July 4, 2023 was the hottest day in the last 125,000 years

A triple whammy of the seasonal cycle,

El Niño and global warming has pushed the global average temperature to 17.18°C on July 4, 2023, the hottest day since records began in 1979. rice field. Meteorologists, based on scientific analysis, have estimated that it was by far the hottest day in the past 125,000 years, and that records will continue to be broken if climate change is not swiftly halted. pointing out.

Climate Reanalyzer

This July 4 was Earth's hottest day since records began, scientists say - The Washington Post

Below is a graph showing temperature trends created by the University of Maine Climate Change Institute based on data from the National Center for Environmental Prediction. On July 3, 2023, the global average temperature hit a record high of 17.01 degrees Celsius, but the record was broken in just one day.

According to Paulo Cheppi, a climate scientist at the Grantham Research Institute in the UK, the temperature was derived using data gathered from weather stations, ships, ocean buoys and satellites. Mr. Cheppi says about its accuracy, 'This is the best guess we can know about what the surface temperature was at various parts of the earth.'

The specific temperature distribution is color-coded as follows. In July, 57 million people in the United States were exposed to dangerous heat, the capital of China, Beijing, experienced a severe heat wave with temperatures exceeding 35 degrees Celsius every day, and temperatures exceeded 50 degrees Celsius in North Africa. rice field.

Cheppi infers the evolution of prehistoric temperatures from analyzes of tree rings and ice cores. I'm telling you that it didn't happen,' he said.

Experts believe temperatures will continue to rise unless action is taken to stem carbon emissions. 'The hottest days are when global warming, El Niño, and the annual cycle all come together,' says Miles Allen of the University of Oxford, England. It's not a standard one, and it will continue to be updated in the future.'

The Paris Agreement, adopted in 2015 in Paris, France, set the goal of limiting the increase in global average temperature to 'below 1.5 degrees above pre-industrial levels.' , warned that by 2027 this standard could be exceeded.

The World Meteorological Organization warns that the record heat wave will cause the first ``temperature rise of 1.5 degrees above the pre-industrial revolution'' in the history of observation by 2027-GIGAZINE

Temporarily exceeding the threshold does not mean that climate change is completely unavoidable.

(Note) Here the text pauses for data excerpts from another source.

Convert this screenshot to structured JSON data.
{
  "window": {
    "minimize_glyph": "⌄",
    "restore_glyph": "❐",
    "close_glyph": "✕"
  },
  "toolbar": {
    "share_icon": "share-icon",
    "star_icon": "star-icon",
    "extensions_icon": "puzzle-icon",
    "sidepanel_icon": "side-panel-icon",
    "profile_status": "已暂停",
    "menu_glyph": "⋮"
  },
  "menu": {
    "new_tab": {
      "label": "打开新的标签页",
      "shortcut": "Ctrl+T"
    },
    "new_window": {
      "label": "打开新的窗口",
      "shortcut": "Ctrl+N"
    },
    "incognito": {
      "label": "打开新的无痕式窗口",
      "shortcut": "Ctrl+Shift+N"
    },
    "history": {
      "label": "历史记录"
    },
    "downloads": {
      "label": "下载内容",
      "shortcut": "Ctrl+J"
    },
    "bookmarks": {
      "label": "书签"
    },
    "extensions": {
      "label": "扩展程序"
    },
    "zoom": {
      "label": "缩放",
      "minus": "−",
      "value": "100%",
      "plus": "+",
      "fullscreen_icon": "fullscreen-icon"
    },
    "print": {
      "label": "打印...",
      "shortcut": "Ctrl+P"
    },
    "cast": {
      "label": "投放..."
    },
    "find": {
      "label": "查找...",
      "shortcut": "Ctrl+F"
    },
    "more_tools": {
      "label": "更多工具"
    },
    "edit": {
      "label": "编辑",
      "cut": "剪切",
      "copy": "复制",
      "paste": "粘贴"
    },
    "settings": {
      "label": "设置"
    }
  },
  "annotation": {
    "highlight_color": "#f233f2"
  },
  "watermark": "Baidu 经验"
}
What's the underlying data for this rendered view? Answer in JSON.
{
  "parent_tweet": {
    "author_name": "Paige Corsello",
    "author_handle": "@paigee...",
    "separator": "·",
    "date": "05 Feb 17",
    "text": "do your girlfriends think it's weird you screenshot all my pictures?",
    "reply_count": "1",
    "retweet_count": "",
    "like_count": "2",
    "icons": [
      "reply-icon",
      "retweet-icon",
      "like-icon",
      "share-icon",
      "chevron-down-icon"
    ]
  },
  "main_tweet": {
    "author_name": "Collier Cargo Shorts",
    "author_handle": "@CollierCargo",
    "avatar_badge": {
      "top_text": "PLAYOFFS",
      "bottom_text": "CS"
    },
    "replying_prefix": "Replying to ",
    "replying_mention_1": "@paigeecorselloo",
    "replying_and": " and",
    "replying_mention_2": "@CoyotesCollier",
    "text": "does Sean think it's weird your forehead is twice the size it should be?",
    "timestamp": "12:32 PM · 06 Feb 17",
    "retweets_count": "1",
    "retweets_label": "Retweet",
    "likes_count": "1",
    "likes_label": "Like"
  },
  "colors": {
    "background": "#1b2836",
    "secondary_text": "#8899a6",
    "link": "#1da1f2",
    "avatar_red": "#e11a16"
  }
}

The more it becomes unmanageable, the more likely it is to intensify.

In particular, 2023 is expected to see an increase in the number of record-breaking hot days due to the El Niño phenomenon occurring for the first time in four years. “Unless we take swift action to reduce greenhouse gas emissions to net zero, warming will continue and temperature records will be broken more and more frequently,” warned Cheppi. rice field.